Fácil, porque me gusta comer, me encanta la comida, comerla y cocinarla así que tiene bastante lógica que me resulte mucho más fácil coger peso que perderlo; y claro, como eso de la ley del mínimo esfuerzo está intrínsecamente grabado en mis genes, pues voy a lo fácil: Engordar. Y cuál es mi gran problema, que no tengo fuerza de voluntad ninguna, no tengo capacidad para rechazar un dulce, ni ánimos para tomarme una crema de verduritas en lugar de una tortilla de patatas hecha por mi madre (hace las mejores tortillas de patatas que nadie haya probado).

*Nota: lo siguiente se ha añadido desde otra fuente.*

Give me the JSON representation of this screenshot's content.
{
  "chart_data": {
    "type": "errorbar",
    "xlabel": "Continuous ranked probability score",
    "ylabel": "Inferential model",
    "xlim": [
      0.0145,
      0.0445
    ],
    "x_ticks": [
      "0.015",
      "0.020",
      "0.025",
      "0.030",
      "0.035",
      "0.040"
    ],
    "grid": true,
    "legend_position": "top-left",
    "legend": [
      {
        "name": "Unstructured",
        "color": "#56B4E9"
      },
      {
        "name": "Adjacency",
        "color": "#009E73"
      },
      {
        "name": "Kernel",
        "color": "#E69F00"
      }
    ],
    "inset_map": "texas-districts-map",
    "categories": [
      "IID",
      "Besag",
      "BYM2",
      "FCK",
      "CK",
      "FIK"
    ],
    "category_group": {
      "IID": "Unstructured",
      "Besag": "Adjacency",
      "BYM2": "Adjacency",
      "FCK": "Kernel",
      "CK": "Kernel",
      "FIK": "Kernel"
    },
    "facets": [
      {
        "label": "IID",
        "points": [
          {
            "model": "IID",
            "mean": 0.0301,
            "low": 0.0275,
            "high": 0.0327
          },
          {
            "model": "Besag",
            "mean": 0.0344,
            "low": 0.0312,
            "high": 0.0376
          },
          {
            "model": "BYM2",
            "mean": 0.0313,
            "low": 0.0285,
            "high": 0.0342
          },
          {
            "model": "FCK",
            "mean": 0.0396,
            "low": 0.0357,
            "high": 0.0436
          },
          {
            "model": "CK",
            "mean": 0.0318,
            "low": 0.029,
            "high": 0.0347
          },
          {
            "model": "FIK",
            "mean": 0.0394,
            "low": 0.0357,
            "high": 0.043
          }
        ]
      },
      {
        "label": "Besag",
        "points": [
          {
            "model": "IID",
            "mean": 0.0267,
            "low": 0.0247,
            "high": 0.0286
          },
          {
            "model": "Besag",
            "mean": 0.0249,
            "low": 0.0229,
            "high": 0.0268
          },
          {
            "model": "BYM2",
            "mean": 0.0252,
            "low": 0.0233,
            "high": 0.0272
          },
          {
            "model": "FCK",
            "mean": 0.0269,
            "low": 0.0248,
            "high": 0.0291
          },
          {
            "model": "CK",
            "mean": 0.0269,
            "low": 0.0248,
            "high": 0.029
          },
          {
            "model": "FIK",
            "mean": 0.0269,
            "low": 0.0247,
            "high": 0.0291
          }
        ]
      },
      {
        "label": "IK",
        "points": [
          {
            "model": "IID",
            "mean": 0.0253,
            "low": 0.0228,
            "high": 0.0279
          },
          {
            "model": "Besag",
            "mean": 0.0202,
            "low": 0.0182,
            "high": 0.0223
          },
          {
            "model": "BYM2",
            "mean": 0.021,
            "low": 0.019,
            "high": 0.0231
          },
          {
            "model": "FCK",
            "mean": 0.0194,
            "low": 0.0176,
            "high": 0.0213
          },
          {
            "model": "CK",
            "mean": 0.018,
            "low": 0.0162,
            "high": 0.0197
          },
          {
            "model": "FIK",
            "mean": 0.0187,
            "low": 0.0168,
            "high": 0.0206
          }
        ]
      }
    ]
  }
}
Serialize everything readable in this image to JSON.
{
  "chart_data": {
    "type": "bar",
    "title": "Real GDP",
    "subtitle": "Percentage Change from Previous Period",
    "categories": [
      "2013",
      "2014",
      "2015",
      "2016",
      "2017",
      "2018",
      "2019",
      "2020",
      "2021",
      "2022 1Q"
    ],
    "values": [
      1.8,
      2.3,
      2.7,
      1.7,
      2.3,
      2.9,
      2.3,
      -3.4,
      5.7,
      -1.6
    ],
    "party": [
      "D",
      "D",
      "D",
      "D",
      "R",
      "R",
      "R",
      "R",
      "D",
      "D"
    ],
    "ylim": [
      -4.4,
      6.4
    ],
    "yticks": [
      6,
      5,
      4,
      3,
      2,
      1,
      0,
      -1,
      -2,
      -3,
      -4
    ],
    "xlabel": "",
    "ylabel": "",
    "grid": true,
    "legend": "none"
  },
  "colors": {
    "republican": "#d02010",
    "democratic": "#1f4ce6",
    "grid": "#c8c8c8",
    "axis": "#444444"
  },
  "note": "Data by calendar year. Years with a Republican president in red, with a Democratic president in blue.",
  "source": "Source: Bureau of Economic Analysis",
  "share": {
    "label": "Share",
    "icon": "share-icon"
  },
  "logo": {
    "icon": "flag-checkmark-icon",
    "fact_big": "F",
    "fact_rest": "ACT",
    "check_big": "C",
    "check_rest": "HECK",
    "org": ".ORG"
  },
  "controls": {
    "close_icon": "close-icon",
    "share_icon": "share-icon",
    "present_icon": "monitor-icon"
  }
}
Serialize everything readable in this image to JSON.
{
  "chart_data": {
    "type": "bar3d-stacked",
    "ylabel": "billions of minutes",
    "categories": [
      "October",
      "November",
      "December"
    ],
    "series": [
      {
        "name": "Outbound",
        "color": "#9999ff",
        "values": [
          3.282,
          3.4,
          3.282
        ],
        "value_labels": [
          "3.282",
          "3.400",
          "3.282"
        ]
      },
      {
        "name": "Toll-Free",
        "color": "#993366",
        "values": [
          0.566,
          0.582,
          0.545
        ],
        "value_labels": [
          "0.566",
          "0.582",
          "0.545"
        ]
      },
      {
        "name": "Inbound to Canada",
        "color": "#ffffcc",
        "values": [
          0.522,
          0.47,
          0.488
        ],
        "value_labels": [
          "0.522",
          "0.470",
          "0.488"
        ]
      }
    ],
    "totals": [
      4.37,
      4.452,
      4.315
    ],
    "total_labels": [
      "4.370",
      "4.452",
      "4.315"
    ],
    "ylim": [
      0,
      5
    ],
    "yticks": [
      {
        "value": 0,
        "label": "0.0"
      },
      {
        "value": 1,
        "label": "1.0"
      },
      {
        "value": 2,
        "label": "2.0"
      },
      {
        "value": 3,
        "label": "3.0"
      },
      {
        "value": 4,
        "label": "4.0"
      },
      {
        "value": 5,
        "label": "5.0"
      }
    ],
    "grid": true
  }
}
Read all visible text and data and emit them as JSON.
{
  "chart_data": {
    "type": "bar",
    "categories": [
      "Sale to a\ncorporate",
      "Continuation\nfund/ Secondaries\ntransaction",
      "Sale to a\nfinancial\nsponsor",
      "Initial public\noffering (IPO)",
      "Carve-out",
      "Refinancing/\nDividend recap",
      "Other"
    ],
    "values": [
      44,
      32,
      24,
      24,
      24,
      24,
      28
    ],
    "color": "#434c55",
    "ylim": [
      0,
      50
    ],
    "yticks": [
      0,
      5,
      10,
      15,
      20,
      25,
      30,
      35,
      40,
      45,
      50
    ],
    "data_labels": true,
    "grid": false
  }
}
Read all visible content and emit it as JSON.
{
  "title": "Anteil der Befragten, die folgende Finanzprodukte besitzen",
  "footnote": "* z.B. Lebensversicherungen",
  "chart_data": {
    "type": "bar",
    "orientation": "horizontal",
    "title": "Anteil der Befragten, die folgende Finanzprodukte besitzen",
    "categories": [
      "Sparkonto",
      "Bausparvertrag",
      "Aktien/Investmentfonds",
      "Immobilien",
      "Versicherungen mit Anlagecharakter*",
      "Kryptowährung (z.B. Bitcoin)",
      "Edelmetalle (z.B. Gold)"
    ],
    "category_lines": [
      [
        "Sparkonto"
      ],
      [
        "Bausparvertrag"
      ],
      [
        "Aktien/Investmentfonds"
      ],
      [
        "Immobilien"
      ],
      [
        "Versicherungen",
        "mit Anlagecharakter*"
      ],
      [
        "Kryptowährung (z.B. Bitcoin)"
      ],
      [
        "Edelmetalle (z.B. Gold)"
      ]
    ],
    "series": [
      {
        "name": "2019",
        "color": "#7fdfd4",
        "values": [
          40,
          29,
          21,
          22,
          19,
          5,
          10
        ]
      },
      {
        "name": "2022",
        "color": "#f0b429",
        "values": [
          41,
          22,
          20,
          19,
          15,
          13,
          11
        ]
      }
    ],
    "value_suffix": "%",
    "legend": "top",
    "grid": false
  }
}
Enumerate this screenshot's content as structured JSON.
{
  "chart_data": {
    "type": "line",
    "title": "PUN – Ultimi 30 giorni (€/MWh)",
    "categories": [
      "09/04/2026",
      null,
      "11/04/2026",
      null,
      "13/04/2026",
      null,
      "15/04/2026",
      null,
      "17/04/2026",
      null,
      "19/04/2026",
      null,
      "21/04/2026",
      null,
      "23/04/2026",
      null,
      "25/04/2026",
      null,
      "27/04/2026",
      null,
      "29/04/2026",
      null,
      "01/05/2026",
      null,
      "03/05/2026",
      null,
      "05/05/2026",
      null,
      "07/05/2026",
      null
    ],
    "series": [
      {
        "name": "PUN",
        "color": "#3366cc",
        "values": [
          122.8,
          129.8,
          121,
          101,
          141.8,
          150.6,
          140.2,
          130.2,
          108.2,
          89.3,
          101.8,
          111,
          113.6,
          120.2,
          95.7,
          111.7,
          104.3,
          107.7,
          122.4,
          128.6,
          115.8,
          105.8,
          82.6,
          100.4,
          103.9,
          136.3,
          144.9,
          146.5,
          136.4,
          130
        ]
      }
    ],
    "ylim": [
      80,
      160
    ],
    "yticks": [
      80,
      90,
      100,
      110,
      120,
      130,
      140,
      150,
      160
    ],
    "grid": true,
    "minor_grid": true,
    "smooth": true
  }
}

Todo el mundo sabe qué es lo que hay que hacer para adelgazar, qué alimentos se deben evitar y cuáles no debes ni oler… y mira tú que curioso, son justo los que más se te apetecen comer, los más sabrosos, apetitosos; dulces o salados, no importa te los comerías todos de una sentada. Acabo de tomar la firme decisión de empezar una dieta, y ya estoy pensando en recetas tan deliciosas como hipercalóricas… por qué será que sólo por el hecho de ser algo que no deberías comer, se te apetezca más todavía; no importa si es algo que normalmente ni te planteas, de repente sientes la necesidad imperiosa de buscarlo donde sea y deleitarte con el placer de comértelo…

Así que en esas estamos, tratando de no ir corriendo a la cocina y llenar un bol con los ingredientes necesarios para preparar unos gofres calentitos y deliciosos (nota: a mi no me gustan los gofres, pero por Dios que ahora me comería 4). Había pensado que escribiendo esto, haciendo “pública” mi intención de mantenerme a raya con las calorías, me sería más llevadero; si al menos puedo escribir como me voy sintiendo o como lo voy llevando, eso podría apaciguarme. Bueno, pues de momento no sé si me está sirviendo de mucho, es cierto que durante el tiempo que estoy escribiendo no estoy comiendo, pero no puedo asegurar que cuando termine de escribir el post no iré a preparar los gofres… en fin, igual os lo cuento mañana.